Prof. Dr. Öztürk, son yıllarda “türban” adı verilen ve değişik tarzda bağlanan örtünün ise Müslümanlıkla ilgisinin olmadığını öne sürerek şu açıklamayı yaptı: “Türkiye’de iki büyük operasyon yapılıyor. İslam’ın, antiemperyalist ruhunu yok etmek istiyorlar. Her 50 metreye kurulan camilerde bu ruhu katlediyorlar. Hanımların başındaki örtü, rahibe kıyafetidir. Saint Paul’un İncil’e soktuğu kıyafettir.
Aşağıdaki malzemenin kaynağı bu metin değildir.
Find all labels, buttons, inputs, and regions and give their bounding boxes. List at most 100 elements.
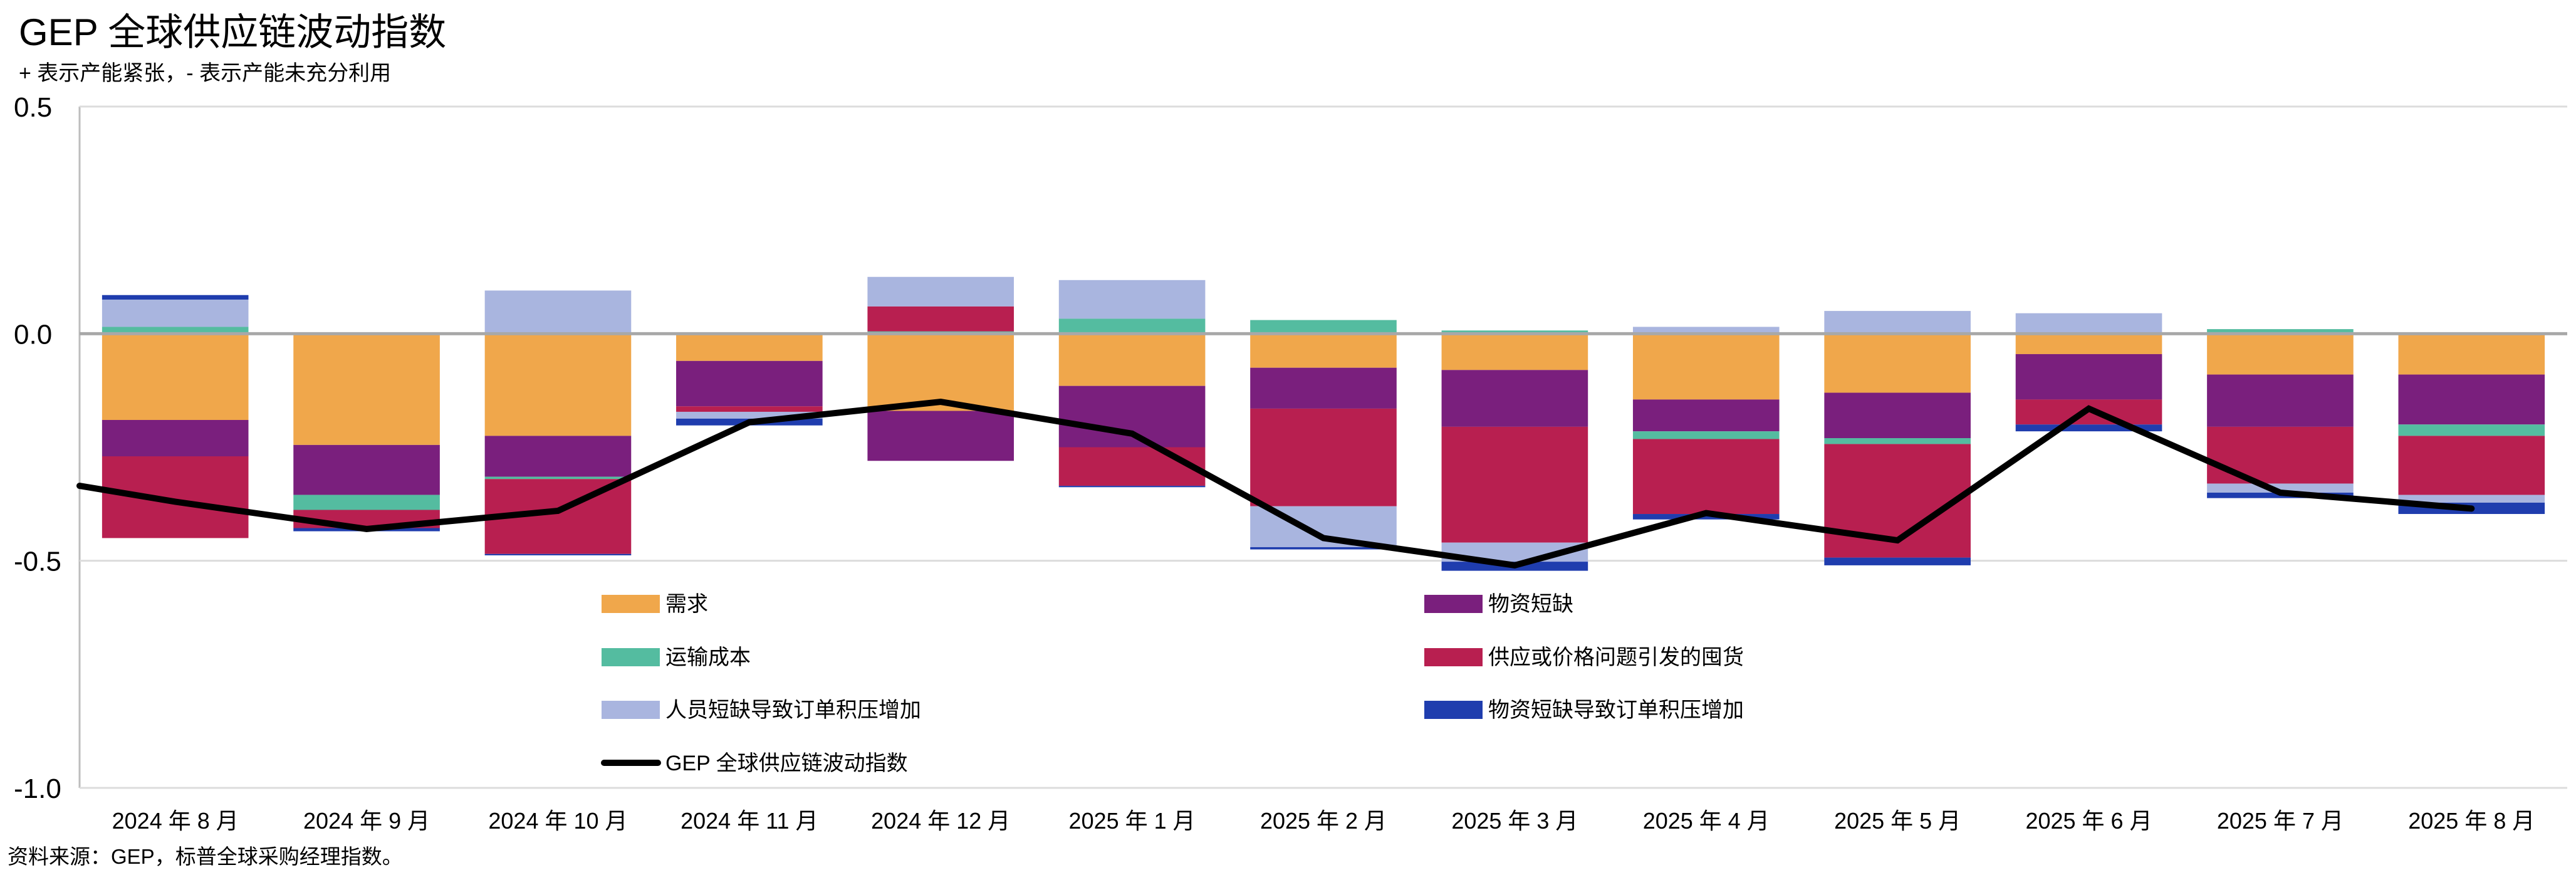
bar-segment-4 <box>102 456 249 538</box>
legend-label: 运输成本 <box>665 646 751 669</box>
bar-segment-6 <box>2015 424 2162 432</box>
bar-segment-2 <box>102 420 249 456</box>
x-tick-label: 2024 年 10 月 <box>488 808 627 834</box>
bar-segment-5 <box>1058 280 1206 319</box>
bar-segment-1 <box>2207 333 2354 375</box>
bar-segment-5 <box>1632 327 1780 334</box>
x-tick-label: 2024 年 12 月 <box>871 808 1010 834</box>
bar-segment-5 <box>1824 311 1971 334</box>
bar-segment-5 <box>2015 313 2162 333</box>
chart-title: GEP 全球供应链波动指数 <box>19 11 446 53</box>
x-axis-ticks: 2024 年 8 月 2024 年 9 月 2024 年 10 月 2024 年 11… <box>112 808 2535 834</box>
bar-segment-6 <box>102 295 249 300</box>
legend-label: 物资短缺 <box>1488 592 1573 616</box>
legend-swatch-5 <box>602 701 660 719</box>
bar-segment-3 <box>1632 431 1780 439</box>
x-tick-label: 2024 年 11 月 <box>681 808 818 834</box>
x-tick-label: 2024 年 9 月 <box>303 808 430 834</box>
legend-swatch-2 <box>1424 595 1483 613</box>
bar-segment-2 <box>2015 354 2162 400</box>
x-tick-label: 2025 年 7 月 <box>2217 808 2344 834</box>
bar-segment-1 <box>2398 333 2545 375</box>
bar-segment-2 <box>484 436 632 477</box>
bar-segment-1 <box>293 333 440 445</box>
legend-swatch-1 <box>602 595 660 613</box>
y-tick-label: 0.5 <box>14 92 52 123</box>
bar-segment-2 <box>1058 385 1206 448</box>
x-tick-label: 2025 年 5 月 <box>1834 808 1961 834</box>
bar-segment-1 <box>2015 333 2162 354</box>
bar-segment-4 <box>1441 426 1588 543</box>
bar-segment-6 <box>1824 557 1971 565</box>
bar-segment-4 <box>867 306 1014 332</box>
bar-segment-5 <box>2207 483 2354 493</box>
bar-segment-3 <box>2207 329 2354 334</box>
bar-segment-3 <box>293 495 440 510</box>
x-tick-label: 2025 年 6 月 <box>2025 808 2152 834</box>
bar-segment-3 <box>1250 320 1397 334</box>
bar-segment-2 <box>1250 367 1397 409</box>
bar-segment-6 <box>1058 486 1206 488</box>
x-tick-label: 2025 年 2 月 <box>1260 808 1387 834</box>
bar-segment-6 <box>1250 547 1397 550</box>
bar-segment-1 <box>484 333 632 436</box>
y-tick-label: -0.5 <box>14 547 61 577</box>
legend-label: 人员短缺导致订单积压增加 <box>665 698 921 722</box>
bar-segment-1 <box>1058 333 1206 386</box>
bar-segment-3 <box>1824 438 1971 444</box>
legend-label: 供应或价格问题引发的囤货 <box>1488 646 1744 669</box>
bar-segment-5 <box>867 276 1014 307</box>
bar-segment-2 <box>2207 374 2354 427</box>
legend-swatch-4 <box>1424 648 1483 666</box>
bar-segment-3 <box>484 476 632 480</box>
bar-segment-2 <box>2398 374 2545 425</box>
bar-segment-1 <box>102 333 249 421</box>
bar-segment-1 <box>1441 333 1588 370</box>
x-tick-label: 2025 年 4 月 <box>1643 808 1770 834</box>
bar-segment-4 <box>676 406 823 412</box>
bar-segment-6 <box>1632 514 1780 520</box>
bar-segment-1 <box>1250 333 1397 368</box>
bar-segment-3 <box>102 327 249 334</box>
legend-label: GEP 全球供应链波动指数 <box>665 752 908 775</box>
legend-swatch-3 <box>602 648 660 666</box>
stacked-bars <box>102 276 2545 571</box>
bar-segment-4 <box>2398 436 2545 495</box>
bar-segment-3 <box>2398 424 2545 436</box>
bar-segment-2 <box>676 360 823 407</box>
y-axis-ticks: 0.5 0.0 -0.5 -1.0 <box>14 92 61 804</box>
legend-swatch-6 <box>1424 701 1483 719</box>
y-tick-label: 0.0 <box>14 319 52 350</box>
bar-segment-2 <box>867 411 1014 461</box>
bar-segment-2 <box>1441 370 1588 427</box>
bar-segment-3 <box>1058 318 1206 334</box>
bar-segment-5 <box>2398 495 2545 503</box>
bar-segment-1 <box>1824 333 1971 393</box>
bar-segment-1 <box>867 333 1014 411</box>
chart-subtitle: + 表示产能紧张，- 表示产能未充分利用 <box>19 61 391 85</box>
x-tick-label: 2025 年 1 月 <box>1069 808 1196 834</box>
x-tick-label: 2025 年 3 月 <box>1451 808 1578 834</box>
bar-segment-1 <box>1632 333 1780 400</box>
bar-segment-4 <box>1250 408 1397 506</box>
bar-segment-4 <box>1632 439 1780 515</box>
gridlines <box>78 105 2567 789</box>
bar-segment-2 <box>1824 392 1971 439</box>
bar-segment-4 <box>2207 426 2354 484</box>
source-note: 资料来源：GEP，标普全球采购经理指数。 <box>8 845 403 868</box>
bar-segment-5 <box>676 411 823 419</box>
legend-label: 需求 <box>665 592 708 616</box>
bar-segment-6 <box>484 553 632 555</box>
y-tick-label: -1.0 <box>14 773 61 804</box>
bar-segment-2 <box>1632 399 1780 432</box>
bar-segment-4 <box>1058 447 1206 486</box>
bar-segment-3 <box>1441 330 1588 334</box>
x-tick-label: 2025 年 8 月 <box>2408 808 2535 834</box>
bar-segment-1 <box>676 333 823 361</box>
bar-segment-2 <box>293 444 440 495</box>
index-line <box>76 398 2475 569</box>
x-tick-label: 2024 年 8 月 <box>112 808 239 834</box>
legend-label: 物资短缺导致订单积压增加 <box>1488 698 1744 722</box>
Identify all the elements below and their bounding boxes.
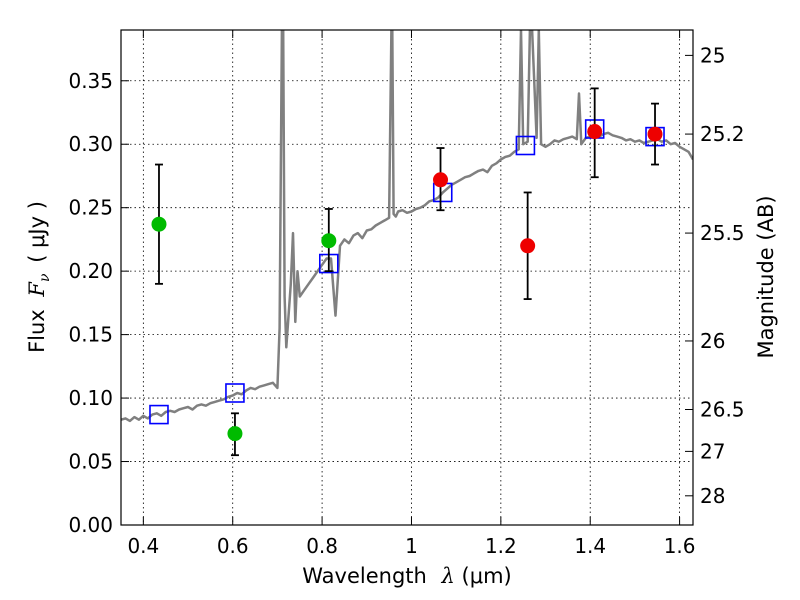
x-tick-label: 1.4 — [574, 534, 606, 558]
y-tick-label: 0.30 — [68, 132, 113, 156]
observed-point — [647, 126, 663, 142]
x-tick-label: 1.6 — [664, 534, 696, 558]
y2-axis-label: Magnitude (AB) — [754, 195, 778, 358]
y-tick-label: 0.35 — [68, 69, 113, 93]
x-axis-label-gap — [427, 564, 434, 588]
y-axis-label-symbol: F — [25, 281, 49, 298]
model-photometry-square — [515, 135, 536, 156]
y2-tick-label: 28 — [700, 484, 725, 508]
y2-tick-label: 26 — [700, 329, 725, 353]
y-axis-label-subscript: ν — [37, 273, 53, 282]
y-axis-label: Flux Fν ( μJy ) — [25, 201, 53, 353]
observed-point — [433, 172, 449, 188]
plot-background — [121, 30, 693, 525]
observed-point — [520, 238, 536, 254]
tick-layer: 0.4 0.6 0.8 1 1.2 1.4 1.6 0.00 0.05 0.10 0.15 0.20 0… — [68, 30, 745, 558]
y-tick-label: 0.05 — [68, 450, 113, 474]
grid-layer — [121, 30, 693, 526]
y-axis-label-gap — [25, 303, 49, 310]
y-tick-label: 0.20 — [68, 259, 113, 283]
observed-point — [321, 233, 337, 249]
y-axis-label-gap-2 — [25, 267, 49, 274]
model-photometry-square — [149, 404, 169, 425]
x-axis-label-symbol: λ — [441, 564, 455, 588]
y-tick-label: 0.15 — [68, 323, 113, 347]
observed-point — [587, 124, 603, 140]
x-tick-label: 0.4 — [127, 534, 159, 558]
marker-layer — [149, 87, 665, 457]
observed-point — [151, 216, 167, 232]
y-axis-label-unit: ( μJy ) — [25, 201, 49, 263]
x-axis-label-gap-2 — [455, 564, 462, 588]
x-axis-label: Wavelength λ (μm) — [302, 564, 511, 588]
y2-tick-label: 25.5 — [700, 221, 745, 245]
x-tick-label: 0.6 — [217, 534, 249, 558]
y2-tick-label: 27 — [700, 439, 725, 463]
y-axis-label-prefix: Flux — [25, 309, 49, 353]
x-axis-label-prefix: Wavelength — [302, 564, 427, 588]
y2-tick-label: 25.2 — [700, 122, 745, 146]
y2-tick-label: 26.5 — [700, 398, 745, 422]
y-tick-label: 0.00 — [68, 513, 113, 537]
x-tick-label: 1.2 — [485, 534, 517, 558]
y2-tick-label: 25 — [700, 43, 725, 67]
x-axis-label-unit: (μm) — [462, 564, 512, 588]
y-tick-label: 0.25 — [68, 196, 113, 220]
y-tick-label: 0.10 — [68, 386, 113, 410]
observed-point — [227, 426, 243, 442]
plot-frame — [120, 29, 694, 526]
x-tick-label: 1 — [405, 534, 418, 558]
model-photometry-square — [225, 383, 245, 403]
x-tick-label: 0.8 — [306, 534, 338, 558]
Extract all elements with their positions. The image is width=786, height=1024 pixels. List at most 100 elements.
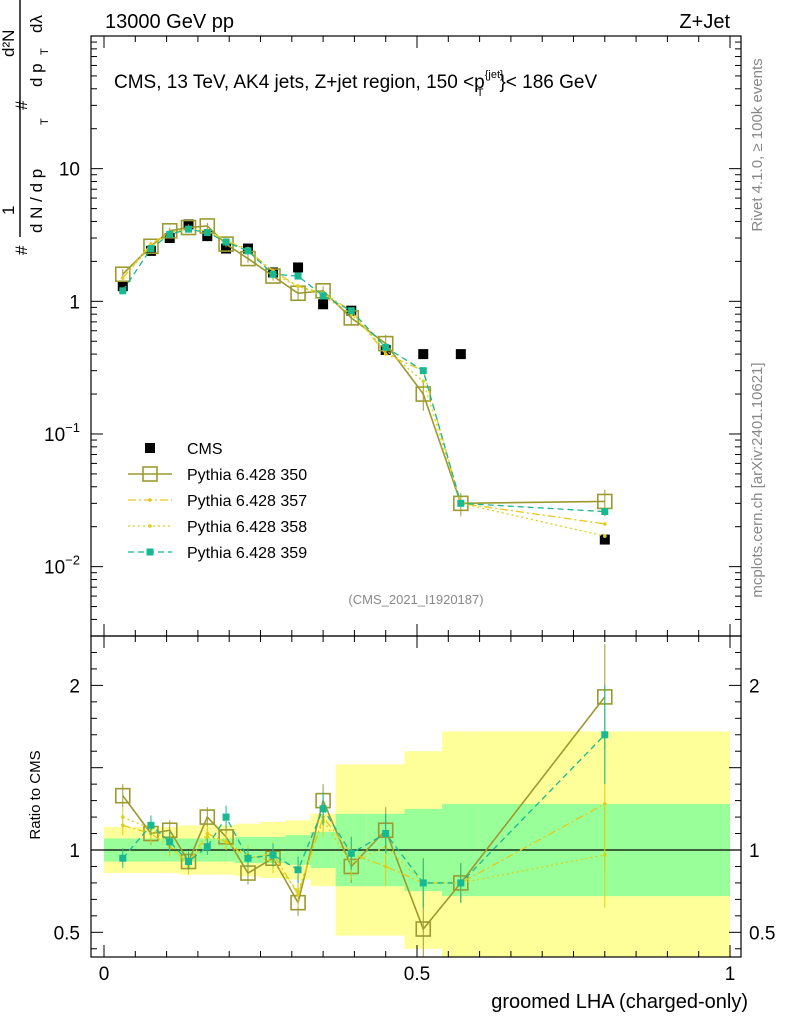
p359-ratio-point — [601, 731, 609, 739]
ylabel-one: 1 — [0, 206, 18, 215]
p350-ratio-point — [415, 921, 432, 937]
p358-ratio-point — [296, 889, 300, 893]
p359-main-point — [382, 343, 390, 351]
cms-point — [293, 262, 304, 273]
chart-title-main: CMS, 13 TeV, AK4 jets, Z+jet region, 150… — [114, 72, 485, 93]
y-tick-label: 1 — [69, 292, 80, 313]
p359-main-point — [166, 230, 174, 238]
p359-ratio-point — [419, 879, 427, 887]
p358-main-point — [421, 379, 426, 383]
p358-main-point — [120, 276, 125, 280]
p350-ratio-point — [199, 809, 216, 825]
p359-ratio-point — [244, 854, 252, 862]
cms-point — [455, 349, 466, 360]
p359-ratio-line — [122, 734, 606, 884]
p359-ratio-point — [119, 854, 127, 862]
ratio-y-tick-label: 2 — [69, 676, 80, 697]
legend-label-p359: Pythia 6.428 359 — [187, 545, 307, 562]
ylabel-hash1: # — [12, 245, 31, 255]
p358-ratio-point — [205, 835, 210, 839]
ylabel-dpT: d p — [27, 63, 46, 87]
p359-main-point — [147, 245, 155, 253]
legend-label-p358: Pythia 6.428 358 — [187, 519, 307, 536]
p359-main-point — [601, 508, 609, 516]
p359-main-point — [185, 225, 193, 233]
p359-ratio-point — [294, 866, 302, 874]
p357-main-point — [383, 352, 388, 356]
ratio-y-tick-label: 1 — [69, 841, 80, 862]
p359-main-point — [222, 238, 230, 246]
axes: 0 0.5 1 10 1 10−1 10−2 0.5 0.5 1 1 2 2 — [44, 35, 775, 985]
legend-label-p350: Pythia 6.428 350 — [187, 467, 307, 484]
legend-label-cms: CMS — [187, 441, 223, 458]
p359-main-point — [319, 292, 327, 300]
p359-ratio-point — [457, 879, 465, 887]
ylabel-dl: dλ — [27, 15, 46, 33]
cms-point — [599, 534, 610, 545]
p358-ratio-point — [224, 839, 228, 844]
p358-main-point — [296, 284, 300, 289]
y-tick-label: 10−2 — [44, 553, 80, 579]
p359-main-point — [419, 367, 427, 375]
p358-main-point — [603, 534, 607, 538]
p358-ratio-point — [120, 815, 125, 819]
legend-marker-cms — [145, 443, 155, 453]
p359-ratio-point — [147, 821, 155, 829]
legend-marker-p350 — [142, 466, 158, 482]
cms-point — [117, 281, 128, 292]
p350-main-line — [122, 225, 605, 505]
p358-ratio-point — [603, 853, 607, 857]
ylabel-hash2: # — [12, 100, 31, 110]
header-left: 13000 GeV pp — [105, 11, 234, 33]
xaxis-label: groomed LHA (charged-only) — [491, 991, 748, 1013]
chart-title-sup: {jet} — [485, 69, 504, 81]
ylabel-dN: d N / d p — [27, 169, 46, 233]
ylabel-T2: T — [39, 48, 51, 55]
chart-title-end: }< 186 GeV — [499, 72, 597, 93]
p359-main-point — [119, 287, 127, 295]
p359-ratio-point — [382, 830, 390, 838]
ratio-frame — [90, 635, 742, 958]
p359-ratio-point — [269, 851, 277, 859]
chart-title: CMS, 13 TeV, AK4 jets, Z+jet region, 150… — [114, 69, 597, 99]
ratio-ylabel: Ratio to CMS — [27, 750, 44, 839]
cms-point — [318, 299, 329, 310]
legend: CMS Pythia 6.428 350 Pythia 6.428 357 Pythi… — [128, 441, 307, 562]
ratio-plot — [114, 644, 613, 957]
p357-ratio-line — [122, 803, 606, 896]
ylabel-d2N: d²N — [0, 30, 18, 57]
p359-ratio-point — [203, 843, 211, 851]
legend-marker-p359 — [146, 548, 154, 556]
p359-main-point — [294, 272, 302, 280]
p359-ratio-point — [319, 805, 327, 813]
p350-main-point — [143, 238, 159, 255]
p359-main-point — [203, 229, 211, 237]
p359-ratio-point — [185, 858, 193, 866]
p359-main-point — [269, 270, 277, 278]
p359-ratio-point — [166, 838, 174, 846]
main-ylabel: # 1 d N / d p T # d²N d p T dλ — [0, 0, 51, 255]
side-text-bottom: mcplots.cern.ch [arXiv:2401.10621] — [749, 362, 766, 597]
cms-point — [221, 243, 232, 254]
p359-ratio-point — [222, 813, 230, 821]
p359-main-point — [457, 499, 465, 507]
p357-main-point — [603, 522, 607, 526]
x-tick-label: 0 — [99, 964, 110, 985]
ratio-y-tick-label-right: 1 — [749, 841, 760, 862]
x-tick-label: 0.5 — [404, 964, 430, 985]
p359-main-point — [244, 247, 252, 255]
side-text-top: Rivet 4.1.0, ≥ 100k events — [749, 58, 766, 231]
cms-point — [202, 231, 213, 242]
p350-main-point — [161, 223, 178, 239]
chart-watermark: (CMS_2021_I1920187) — [348, 592, 483, 607]
legend-label-p357: Pythia 6.428 357 — [187, 493, 307, 510]
p350-main-point — [180, 219, 197, 236]
p358-main-line — [122, 228, 605, 537]
p359-ratio-point — [347, 849, 355, 857]
ylabel-T: T — [39, 118, 51, 125]
cms-point — [418, 349, 429, 360]
chart-title-sub: T — [477, 87, 484, 99]
p359-main-point — [347, 307, 355, 315]
p350-main-point — [114, 266, 131, 283]
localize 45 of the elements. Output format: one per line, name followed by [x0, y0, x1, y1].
O bizim Müslüman insanın örtüsü değildir. ‘Cami ve bu örtü size din olarak yeter’ deniyor. Müslümanlara din diye başka bir şey bırakmadılar.”

Öztürk, açıklamalarını şöyle sürdürdü: “Türkiye örtülü bir şekilde sömürgeleştiriliyor. Türkiye, tarihinde ilk defa adeta iki milletli parlamentoya mecbur ve mahkum bir hale getirildi. Böyle bir manzara var.”

En azından benim verdiğimde arapça kelimeleri ve anlamlarınıda vermiş ingilizce kitabı türkçeye cevirir gibi sallamamış...
 
yok kuranda geçmiyomuş yok tevratta geçiyomuş.ne farkeder sanane ona ne hala anlayamıyor bazıları.

bi kız isterse moda olsun diye takar,isterse ilgi çekmek için takar,ister siyasi simge sandığı için takar,ister dini inancı gereği takar,ister altına mini etek +tanga giyer öyle takar,isterse takmaz

bu kadar basit.bu şeyin de ünivde yasaklanmasının tek nedeni deniz baykaldır.ve amacı laiklik falan değildir.öyle olsaydı seçim vaatleri arasında "ünivlerde başörtsü özgürlüğü" bulunmazdı.tek sorun kendisinin yapamıyor olması.tek sorun baykalın iktidar olamaması.şu andada kendi kafasında halkı cezalandırmaya çalışıyor.beceremez tabi.sandık yakındır görücez bakalım her fırsatta hakaret ettiği halk kendisini başa geçirecekmi?
 
yani türçe yorumlamaları çok saçma.

yani kadının hiçbir yanı beni tahrik etmeyecek bir saçları mı tahrik edecek.

ben ne yapayım saçlarını ve rengini
 
Başörtüsü siyasi simge değildir.

Şöyle bakalım başörtüsü akplisinin de başında var,saadet partilisinin de var,Mhplisinin de şusununda var bundada var.
Ama görüşlere bakarsak siyasi olarak aralarında dağlar kadar fark var!
 
siyasi bi simge veya değil hiç farketmez.

acaba mini etek neyin simgesi? çağdaşlığın mı?